Adaptation to global warming takes on a whole new urgency and priority now. There are two time frames that need to be kept in mind. In the time available, the economic, social and behavioural transitions required to avoid 3oC warming are simply unachievable. Of course governments should do all in their power to continue reducing emissions, but it won’t be enough. However, the reforms that will deliver resilience, security and harm minimisation don’t have an end date, a deadline. They will be ongoing and not just for decades but probably centuries. Which leads to the third issue of how governments should respond.

The Emissions Gap Report 2020 notes “Reducing emissions through lifestyle changes requires changing both broader systemic conditions and individual actions”. Johanna Nalau of the National Climate Change Adaptation Facility has stressed that “adaptation is going to have to occur no matter what, given the massive changes already locked in to the climate system” and that “adaptation should be at the core of [government] policies”. She points out that Australia is required to produce a national adaptation strategy under the Paris Agreement.

It is difficult to understand why, in the face of the evidence of a growing and very serious threat to the health, well-being, welfare and security of their citizens, Australian governments don’t recognise the urgent need to address adaptation at integrated national, regional and local levels, and systematically.

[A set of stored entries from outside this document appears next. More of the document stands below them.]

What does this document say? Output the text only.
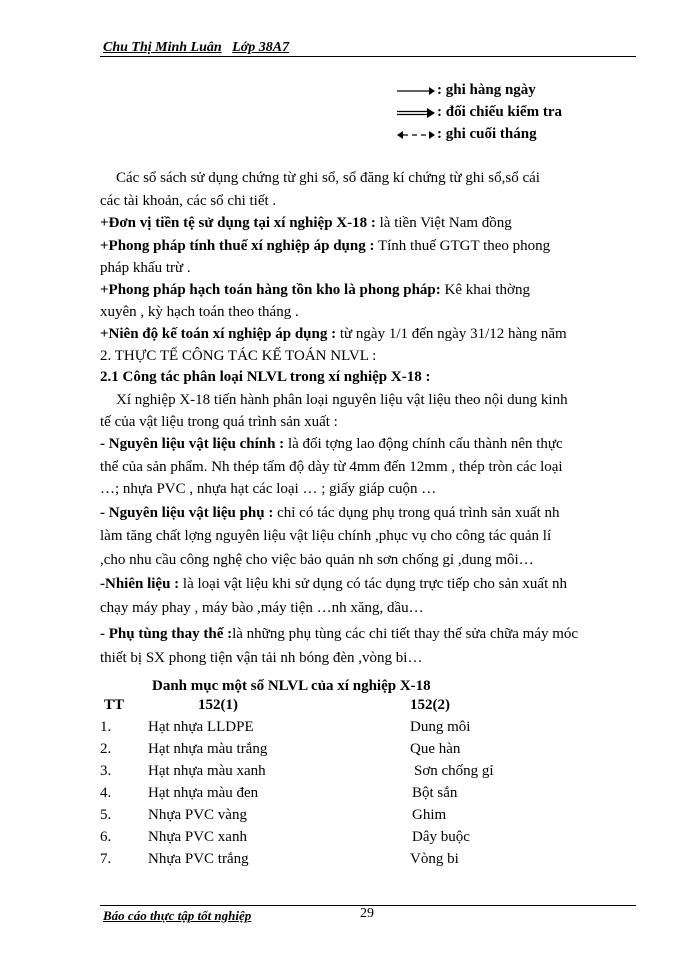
Chu Thị Minh Luân Lớp 38A7
: ghi hàng ngày
: đối chiếu kiểm tra
: ghi cuối tháng
Các sổ sách sử dụng chứng từ ghi sổ, sổ đăng kí chứng từ ghi sổ,sổ cái
các tài khoản, các sổ chi tiết .
+Đơn vị tiền tệ sử dụng tại xí nghiệp X-18 : là tiền Việt Nam đồng
+Phong pháp tính thuế xí nghiệp áp dụng : Tính thuế GTGT theo phong
pháp khấu trừ .
+Phong pháp hạch toán hàng tồn kho là phong pháp: Kê khai thờng
xuyên , kỳ hạch toán theo tháng .
+Niên độ kế toán xí nghiệp áp dụng : từ ngày 1/1 đến ngày 31/12 hàng năm
2. THỰC TẾ CÔNG TÁC KẾ TOÁN NLVL :
2.1 Công tác phân loại NLVL trong xí nghiệp X-18 :
Xí nghiệp X-18 tiến hành phân loại nguyên liệu vật liệu theo nội dung kinh
tế của vật liệu trong quá trình sản xuất :
- Nguyên liệu vật liệu chính : là đối tợng lao động chính cấu thành nên thực
thể của sản phẩm. Nh thép tấm độ dày từ 4mm đến 12mm , thép tròn các loại
…; nhựa PVC , nhựa hạt các loại … ; giấy giáp cuộn …
- Nguyên liệu vật liệu phụ : chỉ có tác dụng phụ trong quá trình sản xuất nh
làm tăng chất lợng nguyên liệu vật liệu chính ,phục vụ cho công tác quản lí
,cho nhu cầu công nghệ cho việc bảo quản nh sơn chống gỉ ,dung môi…
-Nhiên liệu : là loại vật liệu khi sử dụng có tác dụng trực tiếp cho sản xuất nh
chạy máy phay , máy bào ,máy tiện …nh xăng, dầu…
- Phụ tùng thay thế :là những phụ tùng các chi tiết thay thế sửa chữa máy móc
thiết bị SX phong tiện vận tải nh bóng đèn ,vòng bi…
Danh mục một số NLVL của xí nghiệp X-18
TT	152(1)	152(2)
1. Hạt nhựa LLDPE	Dung môi
2. Hạt nhựa màu trắng	Que hàn
3. Hạt nhựa màu xanh	Sơn chống gỉ
4. Hạt nhựa màu đen	Bột sắn
5. Nhựa PVC vàng	Ghim
6. Nhựa PVC xanh	Dây buộc
7. Nhựa PVC trắng	Vòng bi
Báo cáo thực tập tốt nghiệp	29
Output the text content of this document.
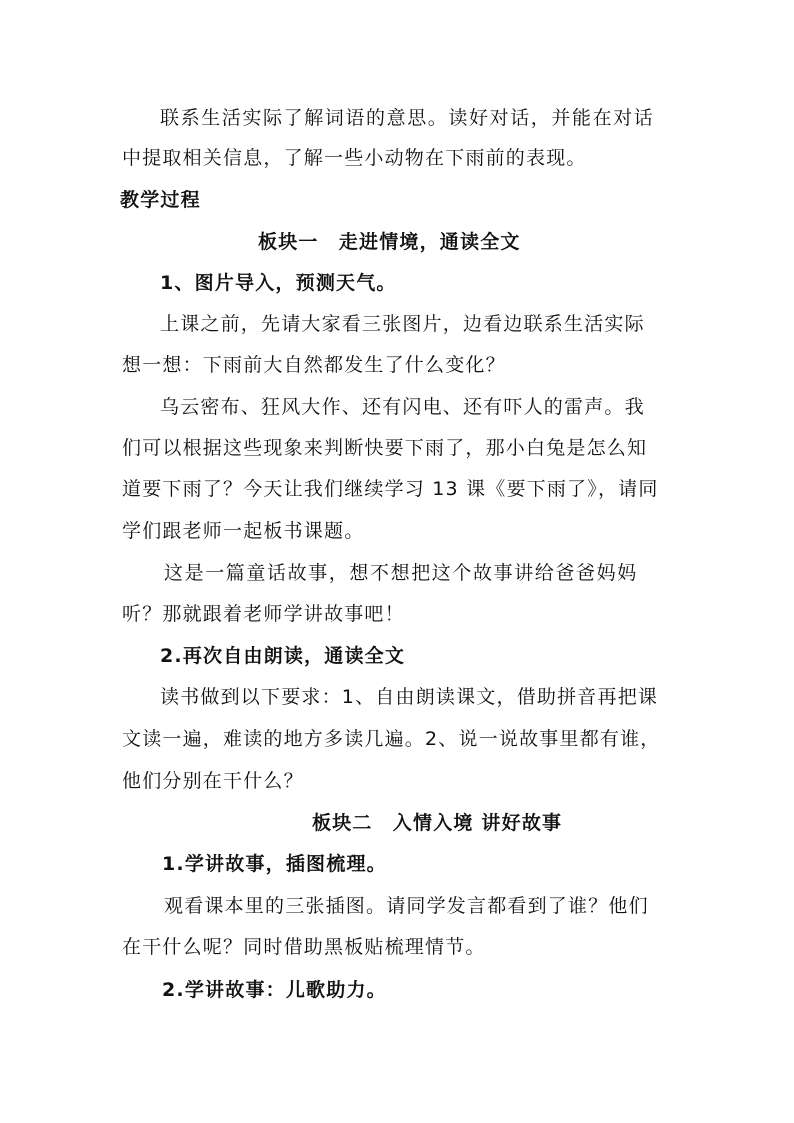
联系生活实际了解词语的意思。读好对话，并能在对话
中提取相关信息，了解一些小动物在下雨前的表现。
教学过程
板块一　走进情境，通读全文
1、图片导入，预测天气。
上课之前，先请大家看三张图片，边看边联系生活实际
想一想：下雨前大自然都发生了什么变化？
乌云密布、狂风大作、还有闪电、还有吓人的雷声。我
们可以根据这些现象来判断快要下雨了，那小白兔是怎么知
道要下雨了？今天让我们继续学习 13 课《要下雨了》，请同
学们跟老师一起板书课题。
这是一篇童话故事，想不想把这个故事讲给爸爸妈妈
听？那就跟着老师学讲故事吧！
2.再次自由朗读，通读全文
读书做到以下要求：1、自由朗读课文，借助拼音再把课
文读一遍，难读的地方多读几遍。2、说一说故事里都有谁，
他们分别在干什么？
板块二　入情入境 讲好故事
1.学讲故事，插图梳理。
观看课本里的三张插图。请同学发言都看到了谁？他们
在干什么呢？同时借助黑板贴梳理情节。
2.学讲故事：儿歌助力。
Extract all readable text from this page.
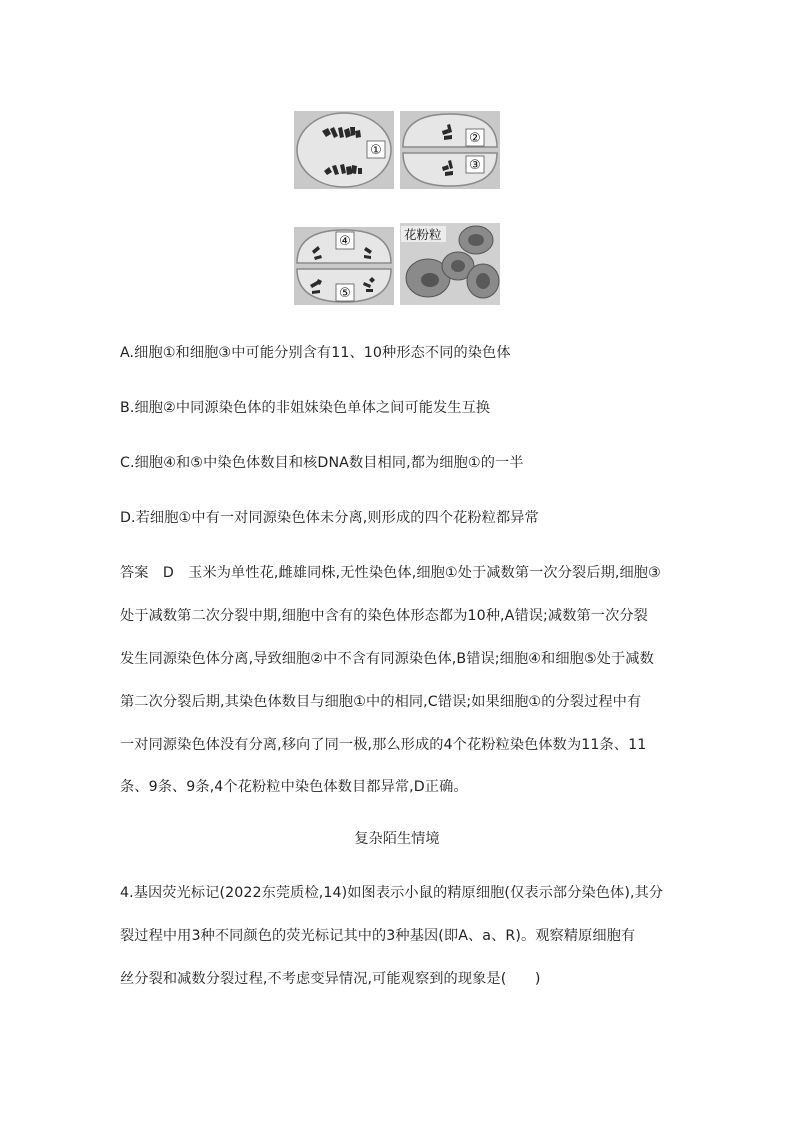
①
②
③
④
⑤
花粉粒
A.细胞①和细胞③中可能分别含有11、10种形态不同的染色体
B.细胞②中同源染色体的非姐妹染色单体之间可能发生互换
C.细胞④和⑤中染色体数目和核DNA数目相同,都为细胞①的一半
D.若细胞①中有一对同源染色体未分离,则形成的四个花粉粒都异常
答案　D　玉米为单性花,雌雄同株,无性染色体,细胞①处于减数第一次分裂后期,细胞③
处于减数第二次分裂中期,细胞中含有的染色体形态都为10种,A错误;减数第一次分裂
发生同源染色体分离,导致细胞②中不含有同源染色体,B错误;细胞④和细胞⑤处于减数
第二次分裂后期,其染色体数目与细胞①中的相同,C错误;如果细胞①的分裂过程中有
一对同源染色体没有分离,移向了同一极,那么形成的4个花粉粒染色体数为11条、11
条、9条、9条,4个花粉粒中染色体数目都异常,D正确。
复杂陌生情境
4.基因荧光标记(2022东莞质检,14)如图表示小鼠的精原细胞(仅表示部分染色体),其分
裂过程中用3种不同颜色的荧光标记其中的3种基因(即A、a、R)。观察精原细胞有
丝分裂和减数分裂过程,不考虑变异情况,可能观察到的现象是(　　)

Climate policy and action in Australia is shared between two agencies, the Department of Agriculture, Water and Environment and the Department Industry, Science, Energy, and Resources. Their websites and publications reveal little realisation of or commitment to the need for systemic adaptation. The government should, as a first step, centralise climate policy and programme design in the one agency. This is because it is essential to bring together in one agency the expertise and knowledge required for the massive task of adapting to a 3oC future.

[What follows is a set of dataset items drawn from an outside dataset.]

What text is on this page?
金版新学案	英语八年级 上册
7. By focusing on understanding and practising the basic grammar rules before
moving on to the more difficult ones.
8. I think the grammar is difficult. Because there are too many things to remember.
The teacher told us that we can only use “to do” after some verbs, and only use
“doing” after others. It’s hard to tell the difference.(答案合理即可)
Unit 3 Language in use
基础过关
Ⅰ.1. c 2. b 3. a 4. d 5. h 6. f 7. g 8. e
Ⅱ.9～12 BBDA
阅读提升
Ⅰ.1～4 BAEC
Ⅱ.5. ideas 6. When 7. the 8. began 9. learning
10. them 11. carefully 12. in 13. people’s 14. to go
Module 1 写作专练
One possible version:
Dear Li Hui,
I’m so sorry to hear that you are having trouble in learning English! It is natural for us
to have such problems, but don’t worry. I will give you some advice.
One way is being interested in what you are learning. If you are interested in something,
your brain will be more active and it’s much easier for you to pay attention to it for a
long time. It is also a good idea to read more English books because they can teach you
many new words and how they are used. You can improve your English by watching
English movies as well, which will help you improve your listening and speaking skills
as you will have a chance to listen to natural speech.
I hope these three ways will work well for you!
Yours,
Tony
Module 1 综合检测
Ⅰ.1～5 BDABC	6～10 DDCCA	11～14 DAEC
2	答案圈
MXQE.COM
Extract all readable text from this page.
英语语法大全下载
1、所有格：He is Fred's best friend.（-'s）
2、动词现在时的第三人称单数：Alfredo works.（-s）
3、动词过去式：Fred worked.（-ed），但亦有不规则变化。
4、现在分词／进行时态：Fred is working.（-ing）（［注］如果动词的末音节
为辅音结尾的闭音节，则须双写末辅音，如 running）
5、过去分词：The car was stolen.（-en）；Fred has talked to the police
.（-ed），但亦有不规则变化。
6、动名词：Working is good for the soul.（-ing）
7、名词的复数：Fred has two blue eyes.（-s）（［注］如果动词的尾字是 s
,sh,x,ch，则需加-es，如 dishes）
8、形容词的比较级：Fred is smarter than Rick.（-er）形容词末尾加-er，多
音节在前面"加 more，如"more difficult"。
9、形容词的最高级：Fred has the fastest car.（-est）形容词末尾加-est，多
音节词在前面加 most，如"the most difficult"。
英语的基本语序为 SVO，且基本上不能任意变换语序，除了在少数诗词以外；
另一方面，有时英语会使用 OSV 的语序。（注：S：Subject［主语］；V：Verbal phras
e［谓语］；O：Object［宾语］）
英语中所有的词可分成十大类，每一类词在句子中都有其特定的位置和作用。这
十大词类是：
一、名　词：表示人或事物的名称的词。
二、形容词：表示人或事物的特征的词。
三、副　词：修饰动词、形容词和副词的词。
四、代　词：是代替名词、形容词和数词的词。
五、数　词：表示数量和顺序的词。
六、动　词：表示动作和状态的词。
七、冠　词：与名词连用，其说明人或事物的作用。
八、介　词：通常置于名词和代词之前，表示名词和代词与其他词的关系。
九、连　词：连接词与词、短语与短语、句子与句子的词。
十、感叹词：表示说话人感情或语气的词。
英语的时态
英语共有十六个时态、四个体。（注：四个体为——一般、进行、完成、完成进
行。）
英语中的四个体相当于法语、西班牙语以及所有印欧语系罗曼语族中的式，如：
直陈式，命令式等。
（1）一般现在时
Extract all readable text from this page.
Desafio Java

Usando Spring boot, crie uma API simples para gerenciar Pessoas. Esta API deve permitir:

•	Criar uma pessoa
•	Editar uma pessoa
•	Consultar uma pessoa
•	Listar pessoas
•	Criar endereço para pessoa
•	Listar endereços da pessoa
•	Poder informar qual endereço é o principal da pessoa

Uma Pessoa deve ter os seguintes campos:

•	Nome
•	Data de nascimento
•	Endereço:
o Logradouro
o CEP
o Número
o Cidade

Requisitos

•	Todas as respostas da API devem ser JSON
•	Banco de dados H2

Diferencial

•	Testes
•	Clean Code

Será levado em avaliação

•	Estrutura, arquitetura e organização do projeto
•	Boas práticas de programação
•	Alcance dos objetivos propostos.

Perhaps more fundamental is the need for governments to accept that they will have to intervene deeply in the economy, including in agriculture, urban settlement, water, energy, and conservation to lead, direct, facilitate, legislate, regulate, fund and support the many changes required. The nature of free-market capitalism, and the ever present demands of the profit and shareholder dividend cycle, means that without clear planning and firm direction the private sector will not respond quickly or effectively enough to adaptation.

It seems governments have been relying on hope for decades; the hope that someone else will fix the problem. The history of climate policy is a catalogue of missed opportunities. Now action cannot be avoided.